• anonymous
I'm baffled by P-set 1G-5(b). I've checked the answer and can't make sense of it. 1. I don't see how all terms but the one provided contain a 0-factor. 2. I don't understand the reasoning behind the following: "If u =x^p, then u^p = p!" Does the p here refer only to the pth derivative of u, or also to the pth power of x? FWIW, I calculated the third derivative of 1G-5(a), and found the following. (The 3rd derivative is not given in the solution sheet.): y''' = u'''v + 3u''v' + 3u'v'' +uv''' Thank you!
OCW Scholar - Single Variable Calculus
  • Stacey Warren - Expert
Hey! We 've verified this expert answer for you, click below to unlock the details :)

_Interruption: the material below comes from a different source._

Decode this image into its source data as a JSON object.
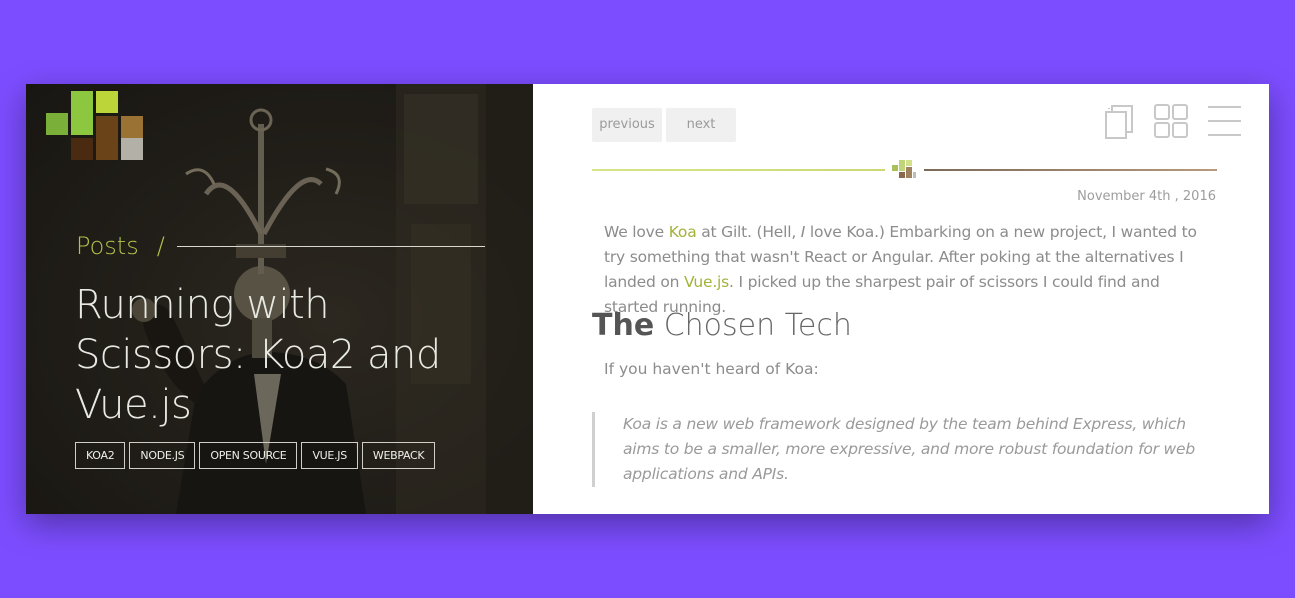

At vero eos et accusamus et iusto odio dignissimos ducimus qui blanditiis praesentium voluptatum deleniti atque corrupti quos dolores et quas molestias excepturi sint occaecati cupiditate non provident, similique sunt in culpa qui officia deserunt mollitia animi, id est laborum et dolorum fuga. Et harum quidem rerum facilis est et expedita distinctio. Nam libero tempore, cum soluta nobis est eligendi optio cumque nihil impedit quo minus id quod maxime placeat facere possimus, omnis voluptas assumenda est, omnis dolor repellendus. Itaque earum rerum hic tenetur a sapiente delectus, ut aut reiciendis voluptatibus maiores alias consequatur aut perferendis doloribus asperiores repellat.
  • jamiebookeater
I got my questions answered at in under 10 minutes. Go to now for free help!
  • anonymous
Yeah the notation is a little bit funky here. \[u = x ^{p}\] is just a function u where p is just an exponent. The other one which is: \[u ^{(p)}\] (notice the parentheses) Basically means that you are taking the derivative of the function u, p times. The higher derivatives are surrounded by ( ) so you can distinguish them from just normal exponents. And from the looks of it, you third derivative looks good.

Looking for something else?

Not the answer you are looking for? Search for more explanations.